In a few years, computer users and gamers will have the option to be able to get touchy-feely with their monitors. That technology is definitely in store for tablet users, and traditional desktop setups may not necessarily be all the same. That will depend on where this technology will get used. Without a doubt, certain entertainment industries will be excited in what can be developed from it, and that can bring new meaning to what kind of new simulations can be programmed off it. In essence, this new invention is a form of haptic technology, and its use in video games have been around for some time in the form of force-feedback motion-controllers.
In a report by Gizmag, Disney Research and Senseg are developing a system where a user’s fingertips can sense a simulated bump on a flat screen that corresponds to a bump on a displayed image. Now if that included 3D projection, the beginnings of hard light projection may well become a reality. Remember Rimmer from Red Dwarf? He’s a hologram with no ability to interact with his environment. Later in the series, his projection unit was modified so that his light body is more “tangible,” and thus be indestructible.
While neither companies technology is anywhere near that, the beginnings of simulating the physicality of objects on a screen may well be a start. The question of how deep can it go is uncertain, but if the sensation of depth can be more than an inch, that can be a game changer.
To imagine where this technology will go in applications beyond interactive screens. Maybe interacting with holographic chess pieces à la Star Wars will be the next step. For games emulating a surface, players can crawl their fingers along terrain to pinpoint a tactical strike or get a proper tactile response to an object “stabbing” out of a game. Angry Birds can potentially be a lot more difficult to play since a third dimension will be part of the challenge.
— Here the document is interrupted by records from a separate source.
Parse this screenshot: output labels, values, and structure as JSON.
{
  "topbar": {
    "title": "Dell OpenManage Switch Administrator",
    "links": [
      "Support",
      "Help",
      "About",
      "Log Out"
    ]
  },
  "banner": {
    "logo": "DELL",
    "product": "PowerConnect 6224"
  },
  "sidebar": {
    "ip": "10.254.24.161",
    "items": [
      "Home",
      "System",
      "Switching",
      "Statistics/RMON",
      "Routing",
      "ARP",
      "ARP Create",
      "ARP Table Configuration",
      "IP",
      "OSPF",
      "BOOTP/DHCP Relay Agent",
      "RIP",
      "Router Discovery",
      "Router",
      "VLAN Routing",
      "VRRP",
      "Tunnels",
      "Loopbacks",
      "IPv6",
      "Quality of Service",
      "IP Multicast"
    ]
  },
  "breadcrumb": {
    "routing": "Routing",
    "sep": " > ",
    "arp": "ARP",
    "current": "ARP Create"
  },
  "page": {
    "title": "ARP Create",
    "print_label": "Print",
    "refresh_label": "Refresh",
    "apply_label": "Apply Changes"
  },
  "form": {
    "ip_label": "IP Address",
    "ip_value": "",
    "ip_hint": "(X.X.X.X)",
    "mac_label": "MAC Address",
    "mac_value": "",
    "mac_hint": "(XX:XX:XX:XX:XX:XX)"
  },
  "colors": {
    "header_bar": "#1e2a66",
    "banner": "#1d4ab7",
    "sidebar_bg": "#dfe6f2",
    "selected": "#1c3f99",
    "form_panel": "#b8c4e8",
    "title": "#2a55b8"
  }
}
But right now, all the technology can do is to ruffle some feathers.
Maybe the electrical field that some people can feel on the tablet screen can be made to move to simulate motion of objects on the screen. This technology is still at its infancy, but the wide-range of applications might be able to provide more than feeling the bump of a cragged ridge or the curves of a voluptuous body. Depending on what the final product will deliver, SDKs will have to be offered in order to take advantage of the technology at its utmost. In order for this technology to take off, the ability for the software to adapt to what the screen displays fast enough is key to making this added stimuli to work.